Le diagnostic prénatal se fait, comme son nom l'indique, une fois que la grossesse a commencé et avant la naissance. Lorsqu'il est non-invasif, il concerne les aneuploïdies chromosomiques telles que la trisomie 21 et consiste à analyser, via une prise de sang chez la mère à 12 semaines d'aménorrhée, l'ADN foetal. Le diagnostic prénatal invasif par biopsie de chorion à 11-12 semaines permet quant à lui une analyse des chromosomes, une analyse moléculaire et biochimique, ou une analyse génétique permettant ainsi d'identifier s'il y a eu transmission du risque dès les stades initiaux de la grossesse.

Le diagnostic 'préimplantatoire' a quant à lui pour but de contrôler la transmission du risque, sans prendre le risque de recourir à une éventuelle interruption de grossesse, mais au prix d'une procédure de fécondation in vitro. Bien que théoriquement accessible à la plupart des affections monogéniques ou aux anomalies chromosomiques, cette démarche lourde ne se pratique qu'en cas de pathologies cardiaques sévères, entraînant potentiellement un risque vital, et pour lesquelles une mutation ou une anomalie chromosomique sont clairement identifiées. À l'UZ Bruxelles, les principales situations où le DPI est le plus demandé sont la dystrophie myotonique, la dystrophie musculaire de Duchenne, la maladie de Marfan et le syndrome de Brugada.

Comme son nom l'indique, le diagnostic se fait avant l'implantation de l'embryon. Cela nécessité donc une fécondation in vitro, ce qui engendre un cout et un impact psychologique non-négligeables. Mais ce procédé peut s'avérer particulièrement utile en cas d'échec de grossesse antérieure, de refus d'interruption de grossesse ou lors de troubles associés de la fertilité. Chaque situation est évaluée au cas par cas. Le processus du DPI est complexe. Il nécessite que les oeufs soient obtenus par stimulation hormonale. Il faut au moins 10 ovocytes fécondés. S'ensuit une maturation surveillée jusqu'au moment des biopsie sur embryon précoce, qui se font généralement au jour 5. Les embryons sans mutation génétique retrouvée sont alors transférés, un par un en général.

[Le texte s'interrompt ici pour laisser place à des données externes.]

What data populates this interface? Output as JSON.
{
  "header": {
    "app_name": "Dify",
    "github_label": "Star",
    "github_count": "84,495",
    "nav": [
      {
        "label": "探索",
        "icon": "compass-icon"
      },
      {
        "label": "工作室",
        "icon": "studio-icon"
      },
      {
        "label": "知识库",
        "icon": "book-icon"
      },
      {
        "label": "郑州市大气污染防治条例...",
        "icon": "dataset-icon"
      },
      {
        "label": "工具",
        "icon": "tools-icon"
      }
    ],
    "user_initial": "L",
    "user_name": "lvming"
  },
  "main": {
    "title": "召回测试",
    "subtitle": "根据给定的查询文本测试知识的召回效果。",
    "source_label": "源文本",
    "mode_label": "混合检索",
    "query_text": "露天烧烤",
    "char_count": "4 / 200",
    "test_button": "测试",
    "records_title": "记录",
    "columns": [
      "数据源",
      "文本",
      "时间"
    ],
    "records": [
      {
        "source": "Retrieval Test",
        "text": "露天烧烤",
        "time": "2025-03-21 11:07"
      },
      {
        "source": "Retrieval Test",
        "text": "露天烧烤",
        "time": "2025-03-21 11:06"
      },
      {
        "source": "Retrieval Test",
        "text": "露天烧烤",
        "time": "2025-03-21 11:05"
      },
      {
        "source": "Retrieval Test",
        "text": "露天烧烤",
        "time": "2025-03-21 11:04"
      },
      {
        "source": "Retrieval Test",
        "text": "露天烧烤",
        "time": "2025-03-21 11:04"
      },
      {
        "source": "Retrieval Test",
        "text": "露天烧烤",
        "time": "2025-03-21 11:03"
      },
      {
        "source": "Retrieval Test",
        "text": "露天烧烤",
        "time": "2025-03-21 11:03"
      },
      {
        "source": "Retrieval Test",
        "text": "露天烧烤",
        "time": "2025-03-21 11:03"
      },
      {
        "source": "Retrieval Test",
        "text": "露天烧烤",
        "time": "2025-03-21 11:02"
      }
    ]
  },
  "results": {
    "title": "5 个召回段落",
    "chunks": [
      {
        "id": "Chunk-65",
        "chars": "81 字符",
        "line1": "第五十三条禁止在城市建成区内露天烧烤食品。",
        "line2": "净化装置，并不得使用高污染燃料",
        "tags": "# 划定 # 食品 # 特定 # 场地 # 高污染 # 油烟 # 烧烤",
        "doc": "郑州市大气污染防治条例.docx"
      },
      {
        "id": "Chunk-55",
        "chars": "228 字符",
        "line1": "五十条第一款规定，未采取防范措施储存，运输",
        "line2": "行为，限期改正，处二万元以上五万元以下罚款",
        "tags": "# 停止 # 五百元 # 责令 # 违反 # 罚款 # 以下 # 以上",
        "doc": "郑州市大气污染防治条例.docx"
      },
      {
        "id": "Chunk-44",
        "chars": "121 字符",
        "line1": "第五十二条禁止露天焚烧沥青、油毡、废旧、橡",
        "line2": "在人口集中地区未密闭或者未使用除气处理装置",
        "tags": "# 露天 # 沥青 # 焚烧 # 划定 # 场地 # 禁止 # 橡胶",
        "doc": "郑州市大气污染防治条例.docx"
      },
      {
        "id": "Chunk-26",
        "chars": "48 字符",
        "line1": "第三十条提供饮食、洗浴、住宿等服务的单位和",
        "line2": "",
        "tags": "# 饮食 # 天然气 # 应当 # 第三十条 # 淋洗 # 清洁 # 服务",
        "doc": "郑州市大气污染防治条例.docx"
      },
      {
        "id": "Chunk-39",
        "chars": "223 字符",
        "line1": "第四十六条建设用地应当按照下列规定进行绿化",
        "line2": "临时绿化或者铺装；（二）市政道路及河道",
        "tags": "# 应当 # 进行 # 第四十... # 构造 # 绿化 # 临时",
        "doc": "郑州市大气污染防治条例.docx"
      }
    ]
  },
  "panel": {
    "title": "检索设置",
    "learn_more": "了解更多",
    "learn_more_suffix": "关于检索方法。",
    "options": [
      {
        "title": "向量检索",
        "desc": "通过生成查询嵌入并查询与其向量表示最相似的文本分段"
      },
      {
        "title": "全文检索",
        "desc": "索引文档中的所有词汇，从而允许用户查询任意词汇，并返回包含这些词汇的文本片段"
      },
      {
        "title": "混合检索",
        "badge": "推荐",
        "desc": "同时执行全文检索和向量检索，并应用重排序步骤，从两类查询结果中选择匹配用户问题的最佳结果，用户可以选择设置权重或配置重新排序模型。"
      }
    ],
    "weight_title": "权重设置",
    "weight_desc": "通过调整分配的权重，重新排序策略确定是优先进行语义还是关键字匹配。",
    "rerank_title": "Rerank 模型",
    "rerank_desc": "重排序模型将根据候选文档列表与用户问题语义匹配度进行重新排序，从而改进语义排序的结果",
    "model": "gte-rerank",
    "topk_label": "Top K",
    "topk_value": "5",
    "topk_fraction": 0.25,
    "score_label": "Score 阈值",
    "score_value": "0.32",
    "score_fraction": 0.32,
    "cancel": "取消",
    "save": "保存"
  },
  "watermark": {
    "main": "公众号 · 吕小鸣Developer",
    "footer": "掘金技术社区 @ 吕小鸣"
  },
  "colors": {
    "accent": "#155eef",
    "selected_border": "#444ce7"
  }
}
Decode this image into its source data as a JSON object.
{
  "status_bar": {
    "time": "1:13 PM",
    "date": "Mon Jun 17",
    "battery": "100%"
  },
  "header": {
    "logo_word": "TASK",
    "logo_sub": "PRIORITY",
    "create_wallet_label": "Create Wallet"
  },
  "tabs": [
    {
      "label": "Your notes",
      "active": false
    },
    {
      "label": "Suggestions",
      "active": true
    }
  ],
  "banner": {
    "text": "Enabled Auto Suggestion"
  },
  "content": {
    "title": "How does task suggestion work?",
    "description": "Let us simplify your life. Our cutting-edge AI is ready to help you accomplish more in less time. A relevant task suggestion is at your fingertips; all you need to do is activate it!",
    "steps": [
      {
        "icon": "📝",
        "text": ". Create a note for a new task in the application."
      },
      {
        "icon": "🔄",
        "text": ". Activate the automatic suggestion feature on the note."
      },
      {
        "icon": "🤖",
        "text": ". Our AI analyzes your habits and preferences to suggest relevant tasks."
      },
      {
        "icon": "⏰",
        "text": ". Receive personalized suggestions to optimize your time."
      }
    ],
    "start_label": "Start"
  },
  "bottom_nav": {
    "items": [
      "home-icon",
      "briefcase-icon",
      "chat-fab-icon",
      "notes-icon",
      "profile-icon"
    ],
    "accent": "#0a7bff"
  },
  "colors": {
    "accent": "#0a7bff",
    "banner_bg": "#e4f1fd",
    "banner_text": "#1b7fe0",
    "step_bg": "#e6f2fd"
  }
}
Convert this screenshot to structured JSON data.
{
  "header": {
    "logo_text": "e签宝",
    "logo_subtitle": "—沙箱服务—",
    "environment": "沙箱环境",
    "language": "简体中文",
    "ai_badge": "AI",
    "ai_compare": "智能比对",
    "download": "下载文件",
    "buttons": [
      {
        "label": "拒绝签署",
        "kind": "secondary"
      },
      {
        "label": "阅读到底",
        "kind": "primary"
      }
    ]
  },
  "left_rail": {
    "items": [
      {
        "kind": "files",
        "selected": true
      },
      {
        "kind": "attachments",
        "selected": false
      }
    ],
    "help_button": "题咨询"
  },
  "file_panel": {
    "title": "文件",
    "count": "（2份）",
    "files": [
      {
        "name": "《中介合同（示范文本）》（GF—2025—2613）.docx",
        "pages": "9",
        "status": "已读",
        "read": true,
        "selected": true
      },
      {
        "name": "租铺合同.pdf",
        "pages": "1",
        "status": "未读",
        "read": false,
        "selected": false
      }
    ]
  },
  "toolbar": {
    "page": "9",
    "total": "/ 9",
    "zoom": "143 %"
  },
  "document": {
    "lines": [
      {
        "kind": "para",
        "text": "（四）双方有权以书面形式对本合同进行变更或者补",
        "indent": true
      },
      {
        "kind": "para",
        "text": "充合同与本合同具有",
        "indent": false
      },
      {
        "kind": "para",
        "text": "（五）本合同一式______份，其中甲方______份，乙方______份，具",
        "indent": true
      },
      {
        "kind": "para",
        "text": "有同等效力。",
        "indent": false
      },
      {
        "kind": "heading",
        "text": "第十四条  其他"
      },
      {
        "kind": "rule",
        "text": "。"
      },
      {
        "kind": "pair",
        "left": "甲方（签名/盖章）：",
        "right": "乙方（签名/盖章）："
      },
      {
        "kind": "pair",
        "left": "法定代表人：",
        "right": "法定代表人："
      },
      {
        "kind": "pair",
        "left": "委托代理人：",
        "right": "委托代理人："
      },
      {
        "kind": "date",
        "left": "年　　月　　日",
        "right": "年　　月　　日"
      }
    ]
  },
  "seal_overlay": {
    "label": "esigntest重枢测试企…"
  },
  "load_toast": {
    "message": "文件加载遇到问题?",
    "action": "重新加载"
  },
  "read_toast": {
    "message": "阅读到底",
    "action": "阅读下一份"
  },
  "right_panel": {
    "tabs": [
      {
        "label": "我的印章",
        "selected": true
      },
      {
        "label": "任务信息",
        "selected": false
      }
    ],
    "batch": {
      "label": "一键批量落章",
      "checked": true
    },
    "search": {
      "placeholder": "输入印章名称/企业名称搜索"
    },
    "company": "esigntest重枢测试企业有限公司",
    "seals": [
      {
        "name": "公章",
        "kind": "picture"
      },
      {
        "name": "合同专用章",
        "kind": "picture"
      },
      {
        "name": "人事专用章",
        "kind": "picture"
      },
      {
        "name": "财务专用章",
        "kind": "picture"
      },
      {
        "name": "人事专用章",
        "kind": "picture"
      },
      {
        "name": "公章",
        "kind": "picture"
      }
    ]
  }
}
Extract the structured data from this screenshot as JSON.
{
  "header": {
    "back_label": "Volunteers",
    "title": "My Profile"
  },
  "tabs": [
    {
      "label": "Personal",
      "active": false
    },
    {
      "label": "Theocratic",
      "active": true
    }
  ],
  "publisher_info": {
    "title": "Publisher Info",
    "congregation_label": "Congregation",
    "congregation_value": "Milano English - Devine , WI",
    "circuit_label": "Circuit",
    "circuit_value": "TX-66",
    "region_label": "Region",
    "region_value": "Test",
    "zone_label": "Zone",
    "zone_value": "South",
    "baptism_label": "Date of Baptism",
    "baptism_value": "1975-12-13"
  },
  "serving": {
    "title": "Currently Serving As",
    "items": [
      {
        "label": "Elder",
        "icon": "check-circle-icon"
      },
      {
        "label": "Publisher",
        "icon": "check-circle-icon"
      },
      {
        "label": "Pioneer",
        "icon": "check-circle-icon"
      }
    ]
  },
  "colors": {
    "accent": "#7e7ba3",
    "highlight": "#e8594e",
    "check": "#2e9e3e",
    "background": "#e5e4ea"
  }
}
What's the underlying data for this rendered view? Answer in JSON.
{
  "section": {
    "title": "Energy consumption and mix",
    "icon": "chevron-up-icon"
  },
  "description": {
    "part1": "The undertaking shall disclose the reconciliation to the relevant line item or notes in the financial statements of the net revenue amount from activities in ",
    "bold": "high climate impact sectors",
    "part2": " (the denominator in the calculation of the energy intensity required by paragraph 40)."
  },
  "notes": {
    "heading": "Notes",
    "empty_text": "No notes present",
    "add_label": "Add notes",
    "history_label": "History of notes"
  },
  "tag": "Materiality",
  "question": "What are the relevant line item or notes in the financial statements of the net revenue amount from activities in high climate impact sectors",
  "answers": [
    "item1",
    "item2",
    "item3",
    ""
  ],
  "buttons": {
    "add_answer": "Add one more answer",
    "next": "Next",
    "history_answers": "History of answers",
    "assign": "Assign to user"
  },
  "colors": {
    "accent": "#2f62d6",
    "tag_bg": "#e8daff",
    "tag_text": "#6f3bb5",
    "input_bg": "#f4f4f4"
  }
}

Le Professeur M. Bonduelle nous rapporte un taux de succès satisfaisant, puisqu'entre 1993 et 2016, il a été de 50 % de grossesse par transfert d'embryon lorsque la biopsie était réalisée à J5 dans son centre. Toujours dans leur série, lorsque l'on considère le devenir des enfants, il n'y a pas de différences en termes de malformation majeure, d'âge gestationnel, de prématurité et de poids de naissance entre les enfants nés après DPI et ceux nés par injection intracytoplasmique de spermatozoïde (ICSI). Les données psychologiques sont également équivalentes. Elle signale un faible taux de 0,5 % d'erreur pour les mutation monogéniques et 0,3 % pour les FISH.

En conclusion, une des étapes essentielles du conseil génétique est l'information quant aux possibilités de réduire le risque de transmission d'une affection génétique aux futurs enfants. Parmi ces possibilités, le DPI en est une qui est importante et qui peut être offerte aux patients porteurs d'une cardiopathie lourde de conséquences, pour autant qu'il existe une mutation identifiée. Le taux de succès est plus que satisfaisant et le devenir des enfants rassurant. La génétique prend progressivement une place de plus en plus importante en cardiologie, et notre working group belge se propose d'en préciser les pratiques.